25th Hour
starring Edward Norton, Phillip Seymour Hoffman and Anna Paquin
4 stars

review by Stephen Notley

Tomorrow Ed Norton is going to prison for 7 years. Today is 25th Hour.

Spike Lee makes a hell of a movie out of that today, filling it with life and hurt and meaning, digging deep into the connections and cross connections and tensions in a tight web of characters, filling it with all the anger and frustration and regret of knowing that you've fucked yourself and your life is ruined. And to tell us this story, God bless him, Lee takes us to a slick, sweaty supercool New York night club and makes us ache for sex.

Ed Norton is at the centre of it all, holding it in, trying to get a grip on what's happening, letting out bits to some people, withholding them from others. His performance is a slow build, he's in control, he's got his head around it, he's not letting it get to him. And then it gets to him.

Norton anchors the movie, but it's Barry Pepper and Philip Seymour Hoffman as Norton's buddies who sing out in this film, who grab you. Who's Barry Pepper? He's that weird rat-faced guy who's been slinking around under the radar, popping up as the needle-sharp sniper in Saving Private Ryan or the rebellious man-animal up against John Travolta in Battlefield Earth. Here he's an old high-school chum of Norton's, now a lean, rapacious, gets-fucked $100 million-trader on Wall Street, out to give Norton a good time on his last night on earth. He's sharp and mean and smart, and when he slides the blades into Phillip Seymour Hoffman, they hurt.

Meanwhile, Phil Hoffman is another one of Norton's buddies. Hoffman's been branching out from his core role as an asshole or loser, but here he's back in form as a doughy school teacher along for the ride. He's like a raw nerve here, painful, painful to watch as the slob, the friend for old times' sake, clueless, weak to the men around him, hopeless with the women. He barely even notices Norton all evening, because he, like us, is drooling with helpless lust after yummilicious Anna Paquin, one of his students.

Oh yeah. Anna Paquin. Those who recall with fondness her impish sashay in X-Men will be reduced to slobbering Philip Seymour Hoffmans by her sweet temptations in 25th Hour. Spike Lee has never been shy about sex appeal, and here he drenches his women in glistening blue or the E-inspired rush of warm amber light. And while Paquin is delectable as the thing, the temptation, the big mistake not to make, Rosario Dawson is hot and sweet and so to be missed and lost when Norton goes away.

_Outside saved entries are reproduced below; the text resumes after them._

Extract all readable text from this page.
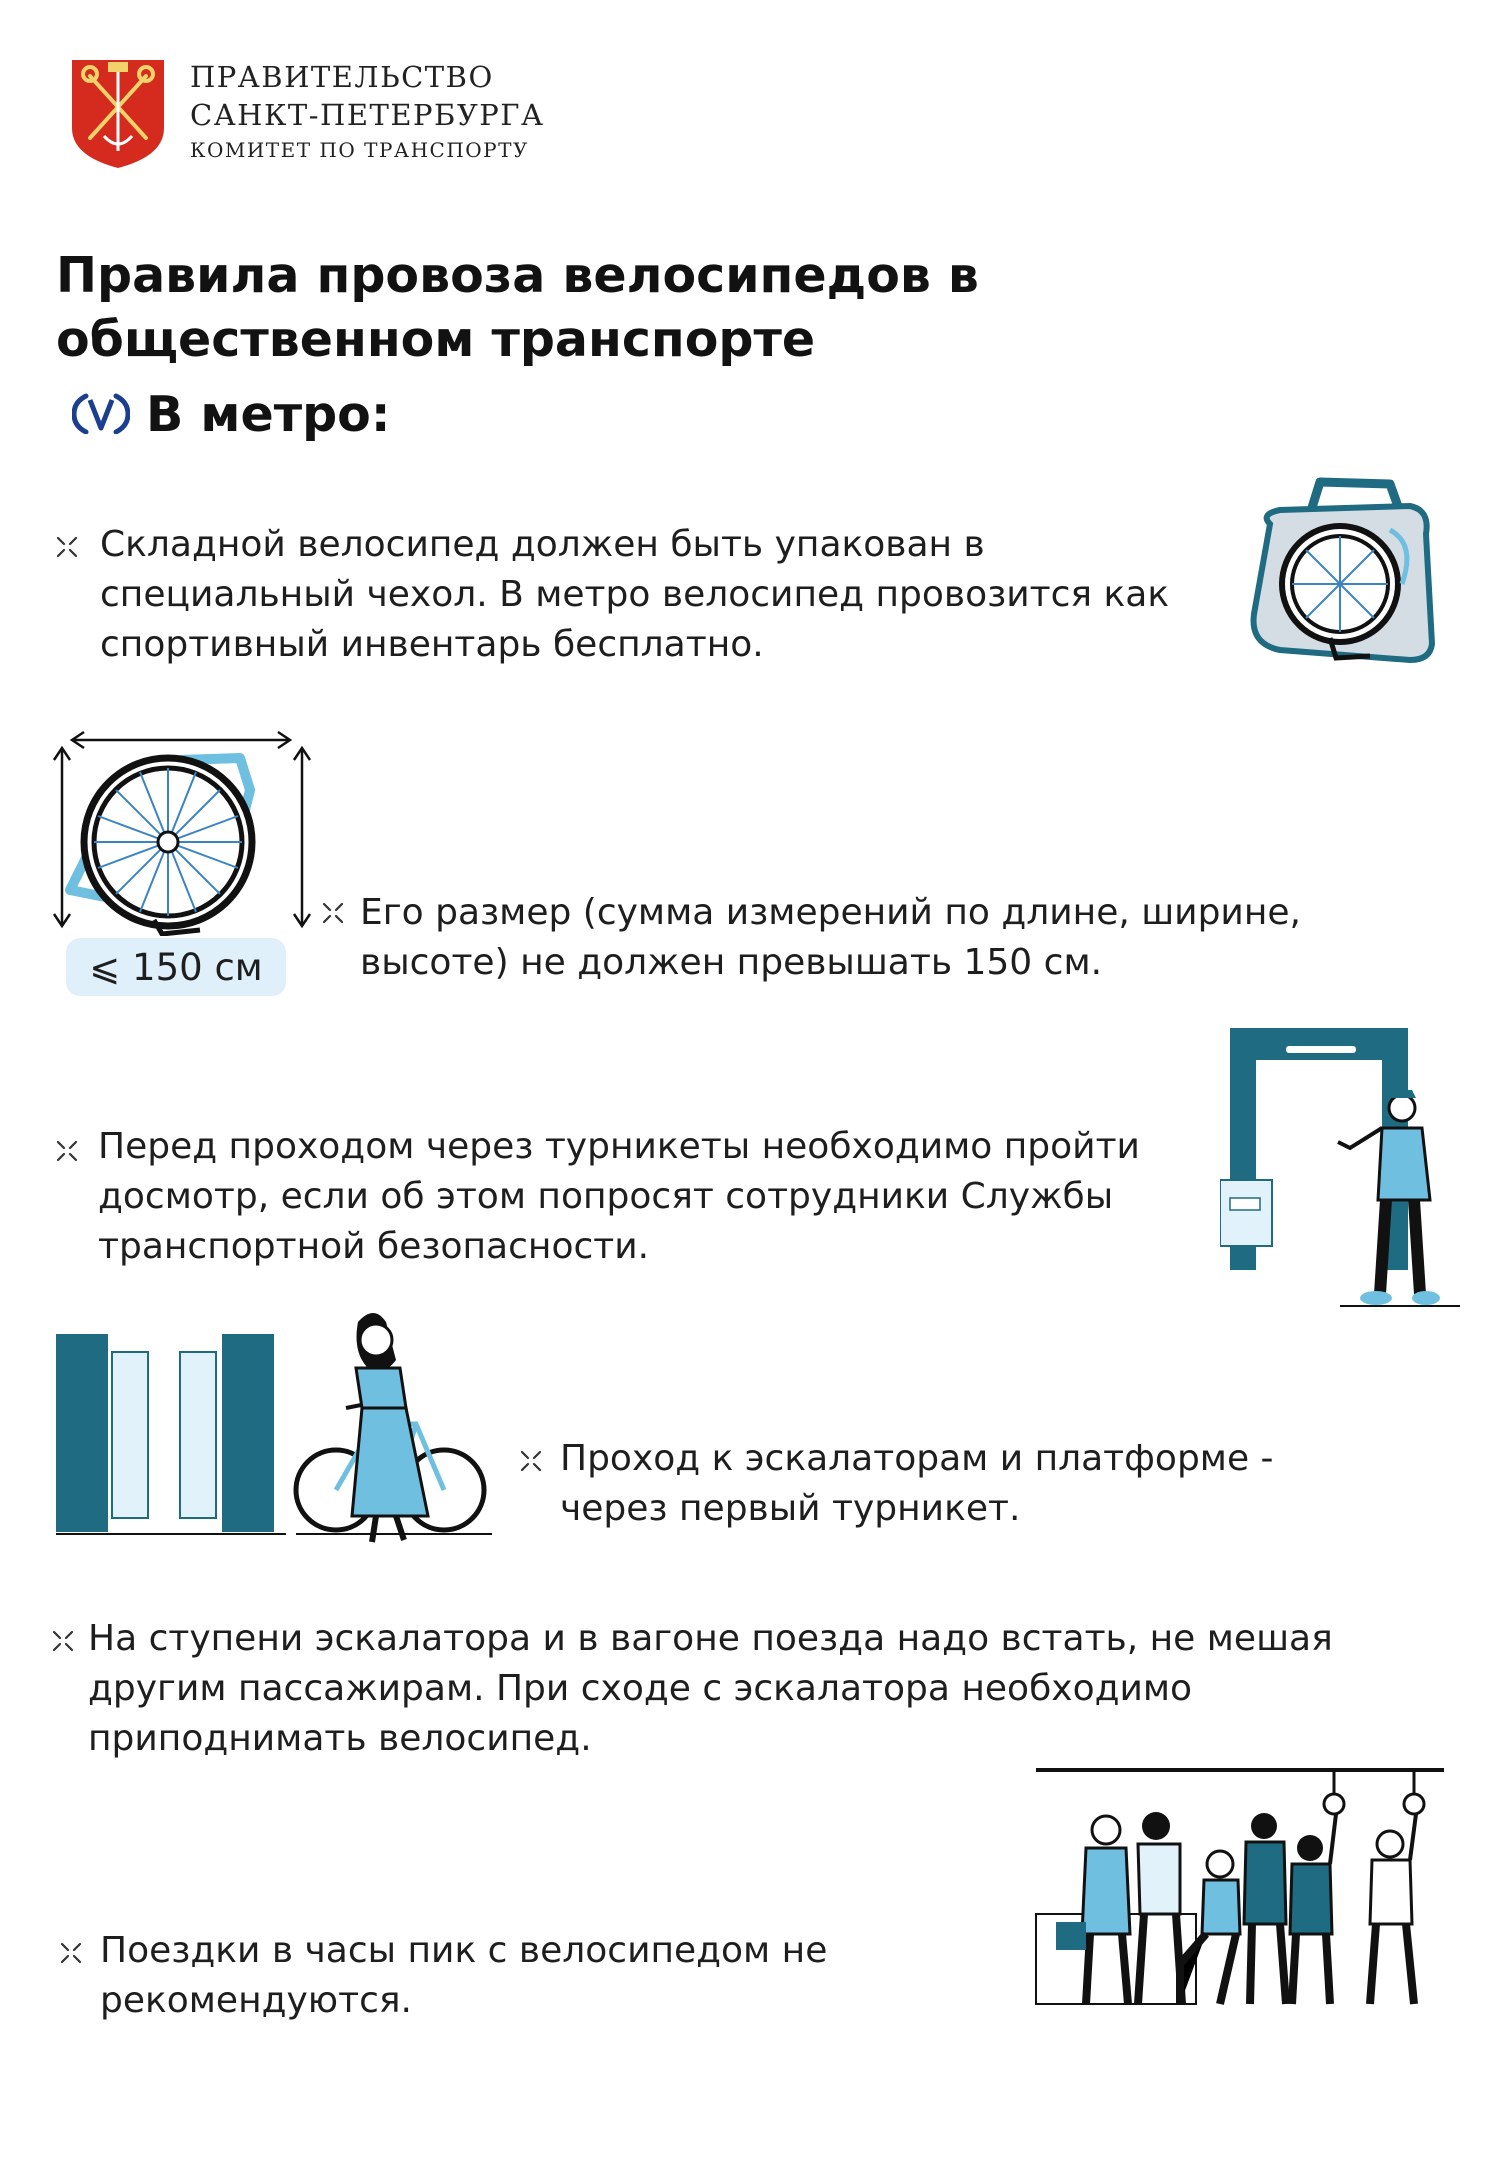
ПРАВИТЕЛЬСТВО
САНКТ-ПЕТЕРБУРГА
КОМИТЕТ ПО ТРАНСПОРТУ
Правила провоза велосипедов в общественном транспорте
В метро:
Складной велосипед должен быть упакован в специальный чехол. В метро велосипед провозится как спортивный инвентарь бесплатно.
⩽ 150 см
Его размер (сумма измерений по длине, ширине, высоте) не должен превышать 150 см.
Перед проходом через турникеты необходимо пройти досмотр, если об этом попросят сотрудники Службы транспортной безопасности.
Проход к эскалаторам и платформе - через первый турникет.
На ступени эскалатора и в вагоне поезда надо встать, не мешая другим пассажирам. При сходе с эскалатора необходимо приподнимать велосипед.
Поездки в часы пик с велосипедом не рекомендуются.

The movie digs in, gets at things between men, things between men and women. And through and behind it all float the ghosts of 9-11. We see twin searchlights beaming empty endless towers into the night, leveled and empty blocks of Ground Zero, flags everywhere. It's there, it happened, but it's not alive in the world of the characters. They don't talk about it, don't link it to Norton's personal apocalypse. There's no orderly dramatic connection between the two tragedies, and yet somehow the ideas resonate, saying goodbye to an old world, facing something like death except you keep on living. And when Lee dares to end the movie with a beautiful dream, you believe it.